Membership information +44 113 241 0727
Medicolegal advice +44 113 243 6436

Shouldering responsibility

01 August 2003

Mr W was a young dad with a wife and two small children. He developed pain in his neck and right shoulder and consulted his GP, Dr J. Finding some slight tenderness over the right shoulder with a full range of movement, Dr J prescribed ibuprofen.

Mr W attended the practice on many occasions over the next year, chiefly with right-shoulder pain, but also with episodes of back and neck pain. He saw other members of the practice, and the working diagnosis seems to have been muscular pain or ‘mechanical backache’. He received a variety of topical and systemic NSAID preparations, but without any discernible benefit.

At one point he saw a locum who requested an x-ray of his shoulders, which was reported as normal. Mr W remained troubled by his symptoms and saw Dr J at least once a month over the next six months.

By now the pain was affecting his left shoulder and he was experiencing pins and needles in his left arm. Dr J referred Mr W for physiotherapy. Two months of heat, mobilisation and ultrasound resulted in only a slight improvement in joint mobility and pain relief.

Dr J referred Mr W to a local orthopaedic surgeon, Mr O, for advice.

Mr O noted a history of right-shoulder pain, on and off for two years, and found some local tenderness over the right acromion. A repeat x-ray showed a lytic lesion within the right acromion. Mr O compared this to the old x-ray and noticed that it had been present all along, despite the x-ray being reported as normal. Mr O arranged a non-urgent CT scan of the thorax.

Unfortunately, about six weeks after seeing Mr O, Mr W developed paraplegia and was admitted to hospital for urgent investigation. It transpired that he had compression of his thoracic spinal cord, due to multiple myeloma.
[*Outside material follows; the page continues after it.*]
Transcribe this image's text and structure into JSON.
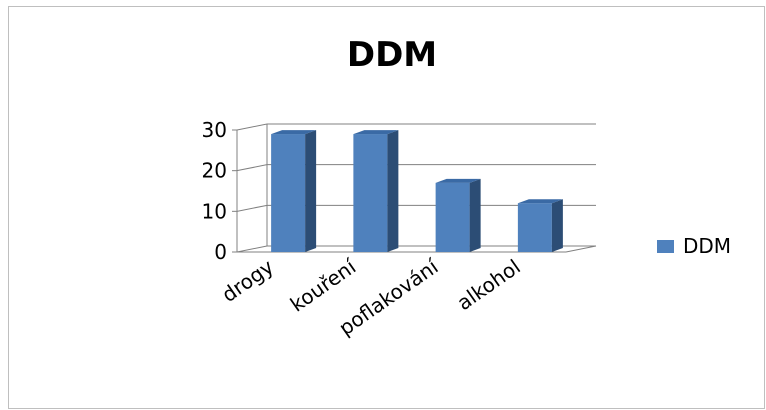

Mr W had surgical debulking and received chemotherapy. He recovered from the paraplegia but was left with some neurological disability. His myeloma recurred and he eventually needed an allogeneic bone-marrow transplant.

An action was launched against Dr J, alleging that his delay in referring Mr W to hospital had been negligent.

Expert opinion

GP experts criticised him for persisting with ineffective medication and physiotherapy without seeking an alternative diagnosis. They accepted, however, that he had been misled by the normal x-ray report, which had made his job more difficult.

We sought advice from a radiologist. This proved to be critical of the diagnostic radiologist who failed to notice the lesion in the acromion. Orthopaedic experts were also critical of Mr O. His decision to order non-urgent investigations compounded the delay. They thought that he should, at the least, have arranged for baseline bloods and an urgent bone scan.

He might also have usefully arranged for a radiologically guided biopsy of the lesion to establish a histological diagnosis. According to an expert in haemotology, if this had been done, and treatment initiated immediately, it was likely that Mr W would never have developed paraplegia and its sequelae.

We contributed a small sum on behalf of Dr J to settle this action. The hospital responsible for the x-rays and the orthopaedic consultation paid the remainder of a substantial settlement.